Potential Solution #4: Change nothing.

I'm sure there are other variations we can imagine. When I think about Sakai in 2009, I think we need to be following something quite close to #1. How we get there from where we are today is an important question, but I don't think it should affect our establishing that as the goal.

One key enabler to achieving that goal is to establish a centralized set of load test scripts that we can "easily" run against Sakai. Another key enabler is a substantial increase in the amount of unit testing. If we can't get resources in the community to provide real testing on beta/RC releases then I prefer solution #2. This would be disappointing, though, in my view.

Release Frequency

Note that none of these solutions address criteria G (supporting releases for 2 academic years, more or less). We obviously have two choices here. Make less frequent releases or support more releases. I think the former is the only realistic choice at this point in time. I think there are other benefits to a longer cycle as well, including the ability to take more time with requirements gathering, unit and performance test development, documentation, etcetera.

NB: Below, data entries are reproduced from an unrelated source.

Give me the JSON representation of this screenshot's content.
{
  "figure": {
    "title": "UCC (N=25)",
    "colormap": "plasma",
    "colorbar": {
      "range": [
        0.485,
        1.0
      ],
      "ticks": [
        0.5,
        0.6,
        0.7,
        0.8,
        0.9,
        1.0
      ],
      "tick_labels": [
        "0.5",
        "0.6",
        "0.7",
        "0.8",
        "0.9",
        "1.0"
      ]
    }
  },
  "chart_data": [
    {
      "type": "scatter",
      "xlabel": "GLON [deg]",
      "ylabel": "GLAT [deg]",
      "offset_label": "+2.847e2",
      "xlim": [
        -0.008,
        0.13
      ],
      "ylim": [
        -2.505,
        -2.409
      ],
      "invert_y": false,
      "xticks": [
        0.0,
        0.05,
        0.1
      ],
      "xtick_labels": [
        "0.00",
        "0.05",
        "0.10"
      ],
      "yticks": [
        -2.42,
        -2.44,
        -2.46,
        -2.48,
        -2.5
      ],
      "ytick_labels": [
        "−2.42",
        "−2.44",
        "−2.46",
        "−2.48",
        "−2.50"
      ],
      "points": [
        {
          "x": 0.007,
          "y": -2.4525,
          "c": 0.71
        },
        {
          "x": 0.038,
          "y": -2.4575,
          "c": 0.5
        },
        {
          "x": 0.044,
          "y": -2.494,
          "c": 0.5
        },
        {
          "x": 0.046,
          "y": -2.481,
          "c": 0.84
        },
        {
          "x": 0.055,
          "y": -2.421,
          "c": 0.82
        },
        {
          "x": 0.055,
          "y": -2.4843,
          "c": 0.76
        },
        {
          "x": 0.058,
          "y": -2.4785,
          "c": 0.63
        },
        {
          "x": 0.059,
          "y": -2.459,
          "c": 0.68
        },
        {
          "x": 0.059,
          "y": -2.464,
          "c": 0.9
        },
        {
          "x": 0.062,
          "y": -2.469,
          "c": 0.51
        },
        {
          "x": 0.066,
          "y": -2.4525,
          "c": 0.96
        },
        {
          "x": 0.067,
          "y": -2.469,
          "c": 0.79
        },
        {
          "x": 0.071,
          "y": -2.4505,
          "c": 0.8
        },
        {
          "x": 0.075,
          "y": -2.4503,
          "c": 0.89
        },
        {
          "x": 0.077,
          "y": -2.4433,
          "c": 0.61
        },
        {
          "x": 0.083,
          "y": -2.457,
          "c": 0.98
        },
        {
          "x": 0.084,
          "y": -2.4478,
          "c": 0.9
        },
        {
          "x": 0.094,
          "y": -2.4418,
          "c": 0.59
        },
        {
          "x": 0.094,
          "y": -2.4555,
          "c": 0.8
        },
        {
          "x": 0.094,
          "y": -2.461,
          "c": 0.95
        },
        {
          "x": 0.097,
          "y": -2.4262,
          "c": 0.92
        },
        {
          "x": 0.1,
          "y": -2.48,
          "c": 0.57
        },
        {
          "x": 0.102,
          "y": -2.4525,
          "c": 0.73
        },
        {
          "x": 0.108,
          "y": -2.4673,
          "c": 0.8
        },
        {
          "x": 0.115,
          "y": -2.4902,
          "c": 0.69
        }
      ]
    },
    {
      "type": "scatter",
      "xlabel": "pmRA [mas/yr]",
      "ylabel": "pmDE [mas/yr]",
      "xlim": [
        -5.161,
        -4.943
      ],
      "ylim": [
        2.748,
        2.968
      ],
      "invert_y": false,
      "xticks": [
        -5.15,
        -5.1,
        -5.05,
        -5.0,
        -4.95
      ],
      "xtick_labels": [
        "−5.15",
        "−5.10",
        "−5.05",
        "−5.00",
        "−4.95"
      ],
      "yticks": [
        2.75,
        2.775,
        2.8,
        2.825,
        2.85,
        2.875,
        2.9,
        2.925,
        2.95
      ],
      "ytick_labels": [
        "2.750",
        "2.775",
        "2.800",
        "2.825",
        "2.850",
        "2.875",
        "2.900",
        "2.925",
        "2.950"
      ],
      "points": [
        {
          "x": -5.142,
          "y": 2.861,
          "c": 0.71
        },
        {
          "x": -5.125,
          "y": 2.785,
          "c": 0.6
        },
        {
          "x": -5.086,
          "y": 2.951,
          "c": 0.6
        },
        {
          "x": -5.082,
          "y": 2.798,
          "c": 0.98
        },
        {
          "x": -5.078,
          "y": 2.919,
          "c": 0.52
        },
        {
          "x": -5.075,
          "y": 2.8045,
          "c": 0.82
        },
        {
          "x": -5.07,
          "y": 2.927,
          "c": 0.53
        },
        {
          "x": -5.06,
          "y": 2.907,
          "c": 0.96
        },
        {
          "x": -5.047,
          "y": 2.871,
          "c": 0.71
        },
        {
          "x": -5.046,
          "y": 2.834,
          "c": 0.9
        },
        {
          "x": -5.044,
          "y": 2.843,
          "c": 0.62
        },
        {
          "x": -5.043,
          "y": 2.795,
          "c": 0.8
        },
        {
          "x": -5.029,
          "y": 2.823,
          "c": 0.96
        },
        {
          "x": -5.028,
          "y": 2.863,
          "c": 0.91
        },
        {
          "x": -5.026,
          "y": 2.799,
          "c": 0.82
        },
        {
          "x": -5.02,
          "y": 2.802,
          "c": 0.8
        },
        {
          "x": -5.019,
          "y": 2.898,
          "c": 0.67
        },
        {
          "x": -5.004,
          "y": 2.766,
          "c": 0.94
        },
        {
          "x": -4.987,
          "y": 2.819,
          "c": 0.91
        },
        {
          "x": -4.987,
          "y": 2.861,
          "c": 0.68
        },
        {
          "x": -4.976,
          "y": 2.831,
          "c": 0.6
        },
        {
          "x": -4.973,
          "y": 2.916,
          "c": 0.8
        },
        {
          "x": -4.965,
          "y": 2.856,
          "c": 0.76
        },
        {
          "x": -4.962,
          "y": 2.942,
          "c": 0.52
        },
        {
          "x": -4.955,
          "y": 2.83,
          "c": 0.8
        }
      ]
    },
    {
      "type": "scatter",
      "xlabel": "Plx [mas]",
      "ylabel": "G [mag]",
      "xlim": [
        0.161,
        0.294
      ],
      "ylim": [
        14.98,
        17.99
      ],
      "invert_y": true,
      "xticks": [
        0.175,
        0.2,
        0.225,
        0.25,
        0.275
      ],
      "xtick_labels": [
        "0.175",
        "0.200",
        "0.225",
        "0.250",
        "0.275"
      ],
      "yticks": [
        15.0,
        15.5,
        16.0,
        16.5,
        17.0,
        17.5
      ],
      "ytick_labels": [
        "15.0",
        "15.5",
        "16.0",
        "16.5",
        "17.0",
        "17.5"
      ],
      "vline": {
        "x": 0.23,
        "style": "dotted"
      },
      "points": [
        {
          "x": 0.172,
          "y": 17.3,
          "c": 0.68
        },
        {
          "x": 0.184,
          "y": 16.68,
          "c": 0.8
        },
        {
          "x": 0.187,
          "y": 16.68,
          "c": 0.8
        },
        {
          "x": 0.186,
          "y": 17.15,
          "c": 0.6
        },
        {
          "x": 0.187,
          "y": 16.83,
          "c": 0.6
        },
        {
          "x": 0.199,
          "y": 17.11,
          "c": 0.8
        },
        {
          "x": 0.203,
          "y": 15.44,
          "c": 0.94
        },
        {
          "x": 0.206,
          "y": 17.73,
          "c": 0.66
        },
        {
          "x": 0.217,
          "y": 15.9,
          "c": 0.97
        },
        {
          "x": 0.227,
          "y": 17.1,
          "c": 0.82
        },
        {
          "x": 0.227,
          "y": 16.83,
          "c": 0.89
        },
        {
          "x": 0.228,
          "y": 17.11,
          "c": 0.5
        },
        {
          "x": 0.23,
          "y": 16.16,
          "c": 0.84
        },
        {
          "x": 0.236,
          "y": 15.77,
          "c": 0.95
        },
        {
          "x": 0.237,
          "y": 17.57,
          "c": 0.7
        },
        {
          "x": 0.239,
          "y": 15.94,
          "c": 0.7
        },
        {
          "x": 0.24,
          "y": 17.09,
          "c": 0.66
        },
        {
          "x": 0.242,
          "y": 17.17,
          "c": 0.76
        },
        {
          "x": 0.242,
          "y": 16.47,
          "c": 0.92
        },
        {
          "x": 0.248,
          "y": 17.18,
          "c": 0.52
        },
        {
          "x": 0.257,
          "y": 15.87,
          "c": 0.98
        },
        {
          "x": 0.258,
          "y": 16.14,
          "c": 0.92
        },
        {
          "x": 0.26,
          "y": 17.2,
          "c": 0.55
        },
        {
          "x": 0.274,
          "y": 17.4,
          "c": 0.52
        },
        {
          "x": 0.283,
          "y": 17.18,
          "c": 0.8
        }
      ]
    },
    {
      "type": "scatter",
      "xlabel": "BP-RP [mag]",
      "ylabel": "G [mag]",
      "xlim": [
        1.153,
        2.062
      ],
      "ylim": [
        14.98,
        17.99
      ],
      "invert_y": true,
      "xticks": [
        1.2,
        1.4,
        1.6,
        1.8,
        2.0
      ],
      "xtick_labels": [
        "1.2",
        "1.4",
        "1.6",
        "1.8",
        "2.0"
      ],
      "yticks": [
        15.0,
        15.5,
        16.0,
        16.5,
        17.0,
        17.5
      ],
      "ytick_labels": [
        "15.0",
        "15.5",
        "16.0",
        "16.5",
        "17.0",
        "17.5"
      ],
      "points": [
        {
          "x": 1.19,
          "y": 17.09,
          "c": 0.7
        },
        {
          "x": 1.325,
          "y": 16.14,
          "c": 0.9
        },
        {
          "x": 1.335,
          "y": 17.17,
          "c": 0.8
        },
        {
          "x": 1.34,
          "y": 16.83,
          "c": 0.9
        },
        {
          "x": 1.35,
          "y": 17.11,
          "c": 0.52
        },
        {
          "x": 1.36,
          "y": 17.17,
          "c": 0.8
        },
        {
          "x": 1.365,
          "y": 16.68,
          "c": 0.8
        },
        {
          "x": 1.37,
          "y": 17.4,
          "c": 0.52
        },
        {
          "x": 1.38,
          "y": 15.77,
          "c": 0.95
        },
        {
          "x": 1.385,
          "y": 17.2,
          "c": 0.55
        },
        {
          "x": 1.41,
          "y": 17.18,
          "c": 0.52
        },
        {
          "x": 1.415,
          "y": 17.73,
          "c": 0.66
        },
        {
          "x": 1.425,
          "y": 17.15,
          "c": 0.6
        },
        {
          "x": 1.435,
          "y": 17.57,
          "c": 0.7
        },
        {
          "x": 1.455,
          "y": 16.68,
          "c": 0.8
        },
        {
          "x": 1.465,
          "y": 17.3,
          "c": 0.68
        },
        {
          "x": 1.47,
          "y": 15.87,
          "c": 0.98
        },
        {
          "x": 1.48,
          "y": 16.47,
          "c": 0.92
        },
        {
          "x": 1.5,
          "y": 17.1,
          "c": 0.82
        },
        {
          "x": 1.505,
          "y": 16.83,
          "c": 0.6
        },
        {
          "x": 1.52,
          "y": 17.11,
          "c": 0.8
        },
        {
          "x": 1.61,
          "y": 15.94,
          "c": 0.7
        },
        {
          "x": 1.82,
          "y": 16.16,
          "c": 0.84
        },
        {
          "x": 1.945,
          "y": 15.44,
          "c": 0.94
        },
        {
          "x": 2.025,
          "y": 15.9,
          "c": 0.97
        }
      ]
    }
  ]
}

If more frequent releases are desirable, I would advocate establishing a new release process first and then increasing the tempo as we are able to improve efficiency.

What is in the Release

Sakai is a kernel plus a set of tools. Some of these tools are required (or close to it) and others are optional. I'm not going to start that conversation in this. But I think it is important to realize that getting to a new release process will require us to prioritize which tools/components get additional attention for (performance and unit) testing. We're not going to be able to bite off all of Sakai in one piece.

I haven't thought this part through very well but I can imagine a "Sakai Basic" release that contains only those tools that are absolutely fundamentally needed in a CLE. Resources would definitely be in. The Poll tool would probably be out (at least as of today). This is not a judgment of the quality of the tool but, rather, the degree to which it was needed on the vast majority of campuses. A separate facility for incorporating additional tools would be provided and information about the testing that has gone into them would also be provided. In any case, anything that appeared in this Basic package would have been rigorously tested.

I'm not sure if it is possible to completely disentangle this conversation from the release process conversation. Probably not because, at the end of the day, this is about a trade off in functionality and quality and frequency. But I'm out of time at the moment and I think this is enough to chew on for now.